Legislation being drafted in Colorado would prioritize health and safety over fostering oil and gas development, Governor Jared Polis and top state lawmakers said Thursday.
The bill, yet to be introduced, would represent a major shift in how the state regulates drilling.
It would propose amending the Colorado Oil and Gas Conservation Act to clarify that the mission of the state’s Oil and Gas Conservation Commission is to regulate drilling and production activities, not foster development of fossil fuel resources.
“Right now, oil and gas laws in Colorado tilt heavily toward the industry,” said House Speaker KC Becker, a Democrat, who will be one of the co-sponsors of the bill. “We are going to correct that tilt so that health, safety, and environment are no longer ignored by state agencies.”

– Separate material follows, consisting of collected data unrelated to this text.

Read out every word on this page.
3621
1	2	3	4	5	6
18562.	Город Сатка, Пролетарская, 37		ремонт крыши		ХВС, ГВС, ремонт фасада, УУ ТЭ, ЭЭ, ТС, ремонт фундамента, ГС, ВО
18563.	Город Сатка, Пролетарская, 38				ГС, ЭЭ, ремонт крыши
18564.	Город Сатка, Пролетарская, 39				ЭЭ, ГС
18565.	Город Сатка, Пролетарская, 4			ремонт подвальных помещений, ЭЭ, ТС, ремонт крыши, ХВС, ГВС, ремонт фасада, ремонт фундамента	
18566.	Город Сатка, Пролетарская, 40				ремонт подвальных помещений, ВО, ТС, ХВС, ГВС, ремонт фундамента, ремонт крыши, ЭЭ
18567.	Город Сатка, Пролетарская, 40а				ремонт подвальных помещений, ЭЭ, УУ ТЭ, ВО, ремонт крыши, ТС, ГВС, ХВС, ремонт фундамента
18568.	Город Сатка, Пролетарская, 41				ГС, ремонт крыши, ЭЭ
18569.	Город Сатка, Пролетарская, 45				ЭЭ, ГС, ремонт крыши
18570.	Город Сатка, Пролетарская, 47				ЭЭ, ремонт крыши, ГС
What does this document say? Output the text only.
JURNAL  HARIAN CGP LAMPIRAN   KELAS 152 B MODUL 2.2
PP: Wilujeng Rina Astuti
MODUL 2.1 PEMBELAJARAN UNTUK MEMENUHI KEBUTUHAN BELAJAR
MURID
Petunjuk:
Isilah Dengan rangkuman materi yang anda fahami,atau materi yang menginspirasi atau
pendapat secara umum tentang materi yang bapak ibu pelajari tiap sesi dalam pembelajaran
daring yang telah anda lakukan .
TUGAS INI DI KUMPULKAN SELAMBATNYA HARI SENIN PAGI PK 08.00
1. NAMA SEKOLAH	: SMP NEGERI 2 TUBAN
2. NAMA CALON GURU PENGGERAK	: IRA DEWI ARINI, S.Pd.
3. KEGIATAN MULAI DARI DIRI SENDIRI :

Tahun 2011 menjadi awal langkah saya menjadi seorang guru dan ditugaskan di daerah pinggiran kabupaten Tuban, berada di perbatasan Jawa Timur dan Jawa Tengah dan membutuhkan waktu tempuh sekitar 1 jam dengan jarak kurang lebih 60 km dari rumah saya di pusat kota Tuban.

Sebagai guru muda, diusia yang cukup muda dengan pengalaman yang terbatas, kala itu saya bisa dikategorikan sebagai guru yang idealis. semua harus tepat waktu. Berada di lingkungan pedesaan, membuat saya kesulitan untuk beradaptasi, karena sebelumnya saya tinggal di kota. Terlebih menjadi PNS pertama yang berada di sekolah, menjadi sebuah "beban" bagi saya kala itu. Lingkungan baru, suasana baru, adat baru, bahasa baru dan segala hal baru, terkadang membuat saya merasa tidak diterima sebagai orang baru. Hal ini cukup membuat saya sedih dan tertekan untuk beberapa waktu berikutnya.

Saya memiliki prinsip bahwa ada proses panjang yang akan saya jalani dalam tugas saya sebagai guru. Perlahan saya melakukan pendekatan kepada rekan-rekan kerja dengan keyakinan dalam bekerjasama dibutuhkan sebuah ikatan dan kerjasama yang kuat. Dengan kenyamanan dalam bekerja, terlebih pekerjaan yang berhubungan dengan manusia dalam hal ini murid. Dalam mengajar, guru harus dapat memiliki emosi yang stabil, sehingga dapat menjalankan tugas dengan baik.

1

The bill will also give local communities a chance to provide meaningful input when permitting decisions are made about large oil and gas projects, Polis said.
“While we know this doesn’t solve all of the problems our communities face, it is a practical approach to finding a solution for many of our issues and providing more stability by updating our laws to reflect today’s realities,” he said.
The American Petroleum Institute said the decision by the state’s lawmakers to draft a bill without input from the oil and gas industry is “unprecedented,” adding the group will study the legislation once it’s available.
Health, Safety First
The bill would put health and safety first and take steps to fix what some see as a broken oil and gas regulatory system, Polis said at a news conference with Becker and other legislative leaders.
Lawmakers have told Bloomberg Environment the oil and gas proposal is one of the highest priority bills of the 2019 session of the Colorado General Assembly.
The legislation, which Becker said she hopes to introduce by March 4, would add a public health expert to the oil and gas commission.
It also proposes changing the state’s “ forced pooling” law, in which small tracts of land are combined — often against the will of those owning the mineral rights — to get a permit for drilling. Fifty percent of mineral owners would have to consent to the development. Current law forces all mineral owners to lease a parcel if just one in the area consents.
The bill would also give local governments more authority to regulate oil and gas operations including land use, siting, and surface impacts, and to establish setbacks between drilling operations and homes.
“This has the potential to be a major shift in the way the COGCC does business, but it all comes down to enforcement and execution,” according to Anne Lee Foster, spokeswoman for Colorado Rising, which pushed a failed November 2018 ballot measure that would have restricted fracking in Colorado.